Inside Narco-style drugs war ravaging Bradford where tortured bodies are left on streets & ‘cops strike dodgy deals’ – The Sun

SCALDED with molten plastic, sexually assaulted with a bottle and left to die naked in the street – these are just some of the horrors a 20-year-old man suffered at the hands of a group of thugs in West Yorkshire.

Mohammed Feazan Ayaz was “systematically and sadistically” beaten to death at an industrial unit in Bradford last year, a court heard, but his harrowing story is far from a one off.

West Yorkshire is plagued by a grisly, ever growing body count as a series of brutal drugs wars continue to spiral out of control.

Now, months after he revealed how market town Huddersfield has become a secret "hotbed" of drug dealing, guns and violence, journalist Mobeen Azhar has returned to the northern county for a follow-up BBC documentary.

And shockingly, things actually appear to have become worse – as Mobeen uncovers a dark tale of torture, murder and even claims of dodgy police dealings.

"One thing I’ve learnt, and I was really shocked by, was that there’s a lot to suggest police tactics are contributing to a culture of violence," he claims to the Sun Online.

And, after we revealed residents in the county were most at risk of becoming victims of crime, Mobeen is delving into its dangerous world once again.

'Tortured for six hours & dumped naked on the street'

In Hometown: A Killing, Mobeen looks into the criminal underbelly of Bradford – just 15 miles away from Huddersfield, which featured last in the last series.

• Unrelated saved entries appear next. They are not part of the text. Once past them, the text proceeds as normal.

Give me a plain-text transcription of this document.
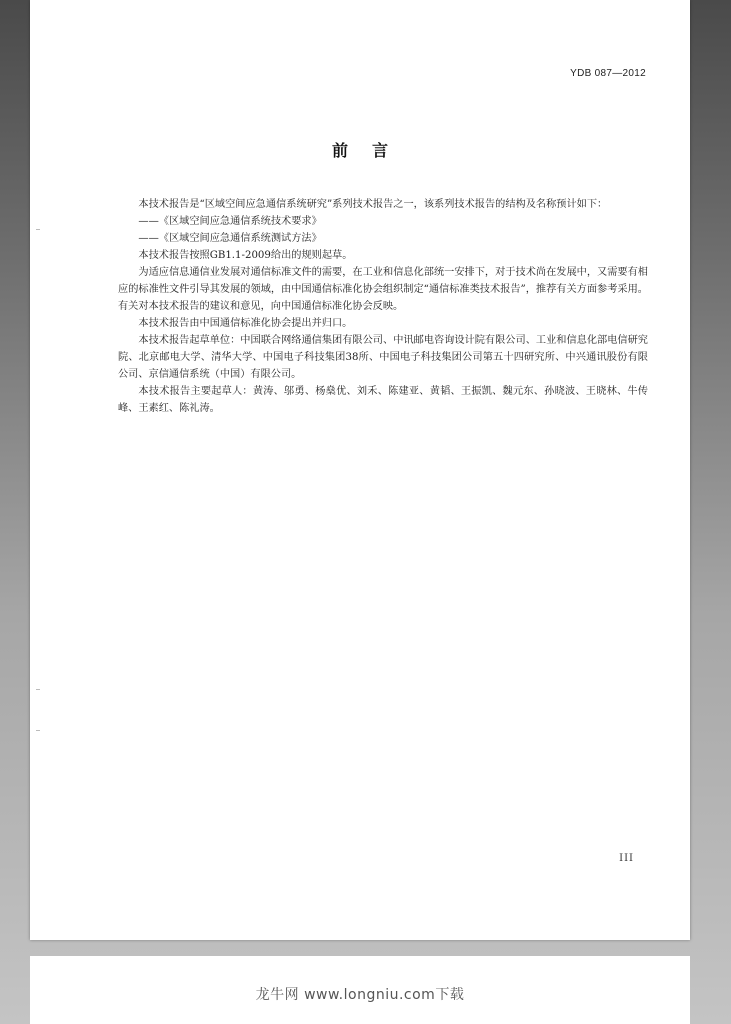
YDB 087—2012
前言

本技术报告是“区域空间应急通信系统研究”系列技术报告之一，该系列技术报告的结构及名称预计如下：

——《区域空间应急通信系统技术要求》

——《区域空间应急通信系统测试方法》

本技术报告按照GB1.1-2009给出的规则起草。

为适应信息通信业发展对通信标准文件的需要，在工业和信息化部统一安排下，对于技术尚在发展中，又需要有相应的标准性文件引导其发展的领域，由中国通信标准化协会组织制定“通信标准类技术报告”，推荐有关方面参考采用。有关对本技术报告的建议和意见，向中国通信标准化协会反映。

本技术报告由中国通信标准化协会提出并归口。

本技术报告起草单位：中国联合网络通信集团有限公司、中讯邮电咨询设计院有限公司、工业和信息化部电信研究院、北京邮电大学、清华大学、中国电子科技集团38所、中国电子科技集团公司第五十四研究所、中兴通讯股份有限公司、京信通信系统（中国）有限公司。

本技术报告主要起草人：黄涛、邬勇、杨燊优、刘禾、陈建亚、黄韬、王振凯、魏元东、孙晓波、王晓林、牛传峰、王素红、陈礼涛。

III
龙牛网 www.longniu.com下载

He's there to look into the murder of Mohammed Ayaz, known by friends as Fizzy.

His naked body was discovered by an elderly woman in the early hours of the morning on July 1 last year.


A court heard how he suffered six hours of horrendous torture, at the hands of a group of thugs.

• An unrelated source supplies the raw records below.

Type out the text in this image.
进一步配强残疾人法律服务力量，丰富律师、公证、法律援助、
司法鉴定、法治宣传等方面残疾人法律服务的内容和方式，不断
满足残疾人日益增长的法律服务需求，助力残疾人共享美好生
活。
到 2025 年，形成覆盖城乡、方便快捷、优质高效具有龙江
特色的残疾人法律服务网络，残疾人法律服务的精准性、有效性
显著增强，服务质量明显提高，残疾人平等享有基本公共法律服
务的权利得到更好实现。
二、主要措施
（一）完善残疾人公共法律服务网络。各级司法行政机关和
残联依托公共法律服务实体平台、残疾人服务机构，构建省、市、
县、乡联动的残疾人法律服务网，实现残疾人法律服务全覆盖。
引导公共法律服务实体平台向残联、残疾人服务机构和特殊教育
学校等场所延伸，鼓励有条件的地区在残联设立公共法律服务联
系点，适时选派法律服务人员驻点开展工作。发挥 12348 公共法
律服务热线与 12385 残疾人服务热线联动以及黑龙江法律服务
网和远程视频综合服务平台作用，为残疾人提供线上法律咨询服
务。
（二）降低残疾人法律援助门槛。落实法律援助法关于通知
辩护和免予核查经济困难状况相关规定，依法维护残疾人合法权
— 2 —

Prosecutors detailed how Fizzy was stripped naked in the abandoned room, named Unit 2, before being assaulted – all while the attackers filmed it on their mobile phones.

“He had 70 injuries – seven zero. That included injuries that suggested his head had been stamped on, he’d had molten plastic poured over him and he’d had a bottle inserted inside him," Mobeen tells Sun Online.

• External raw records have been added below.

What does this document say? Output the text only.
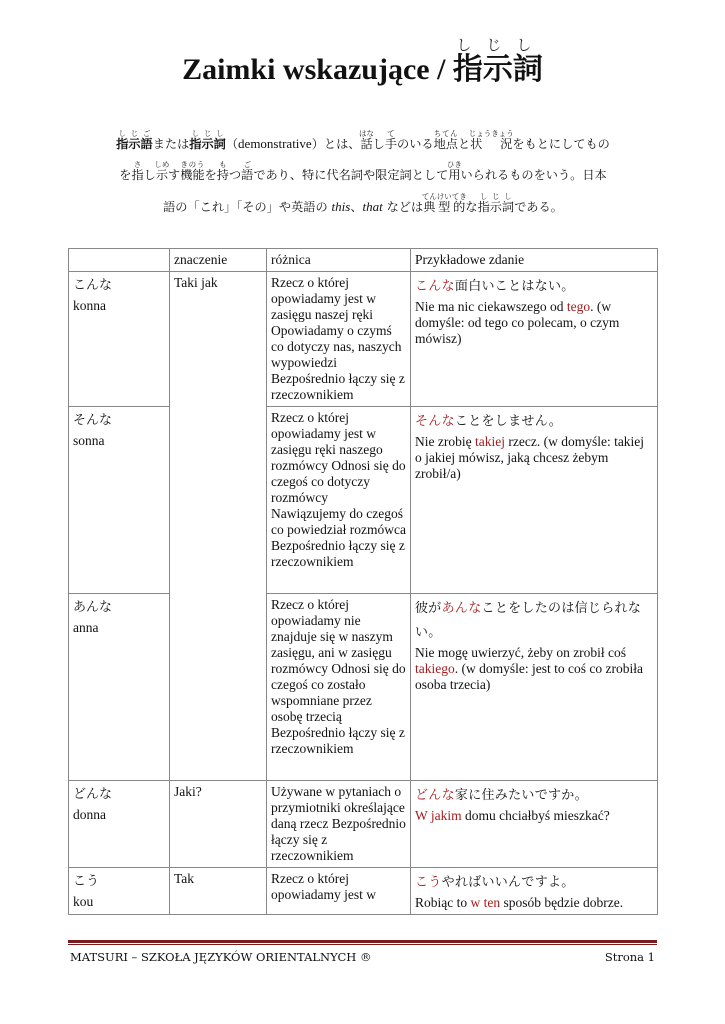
Zaimki wskazujące / 指示詞しじし
指示語しじごまたは指示詞しじし（demonstrative）とは、話はなし手てのいる地点ちてんと状　況じょうきょうをもとにしてもの
を指さし示しめす機能きのうを持もつ語ごであり、特に代名詞や限定詞として用ひきいられるものをいう。日本
語の「これ」「その」や英語の this、that などは典型的てんけいてきな指示詞しじしである。
	znaczenie	różnica	Przykładowe zdanie

こんな
konna	Taki jak	Rzecz o której opowiadamy jest w zasięgu naszej ręki Opowiadamy o czymś co dotyczy nas, naszych wypowiedzi Bezpośrednio łączy się z rzeczownikiem	こんな面白いことはない。
Nie ma nic ciekawszego od tego. (w domyśle: od tego co polecam, o czym mówisz)

そんな
sonna		Rzecz o której opowiadamy jest w zasięgu ręki naszego rozmówcy Odnosi się do czegoś co dotyczy rozmówcy Nawiązujemy do czegoś co powiedział rozmówca Bezpośrednio łączy się z rzeczownikiem	そんなことをしません。
Nie zrobię takiej rzecz. (w domyśle: takiej o jakiej mówisz, jaką chcesz żebym zrobił/a)

あんな
anna		Rzecz o której opowiadamy nie znajduje się w naszym zasięgu, ani w zasięgu rozmówcy Odnosi się do czegoś co zostało wspomniane przez osobę trzecią Bezpośrednio łączy się z rzeczownikiem	彼があんなことをしたのは信じられない。
Nie mogę uwierzyć, żeby on zrobił coś takiego. (w domyśle: jest to coś co zrobiła osoba trzecia)

どんな
donna	Jaki?	Używane w pytaniach o przymiotniki określające daną rzecz Bezpośrednio łączy się z rzeczownikiem	どんな家に住みたいですか。
W jakim domu chciałbyś mieszkać?

こう
kou	Tak	Rzecz o której opowiadamy jest w	こうやればいいんですよ。
Robiąc to w ten sposób będzie dobrze.
MATSURI – SZKOŁA JĘZYKÓW ORIENTALNYCH ®	Strona 1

“There’s a moment you hear this young man say, ‘Just let me die’. It’s a prolonged attack.

“At the end of it, they dump his body in a residential street in the middle of Bradford, naked, on a pavement. There’s no effort made to hide anything – in fact if anything, it suggests they wanted it to be spoken about.”

Bradford men Suleman Khan, 20, and Robert Wainwright, 26, as well as Raheel Khan, 27, were all found guilty of murder. They were each handed life sentences with minimum terms.

Shaoib Shafiq, 20, and a 17-year-old Bradford youth, who cannot be named because of his age, were found guilty of assisting an offender. Shafiq was sentenced to 21 months in a young offenders institute, while the youth will be sentenced this week.

Junaid Hussain, 28, and Stephen Queeney, 34, were both acquitted in the trial.

'Body stuffed into disused bank's wall'

As part of his wider investigation into violent crime in the area, Mobeen meets a reformed drug dealer called Barry, who chooses to reveal his identity and appear on camera.

Together they visit the scene of a particularly gruesome death in a small, quiet town around seven miles outside of Bradford.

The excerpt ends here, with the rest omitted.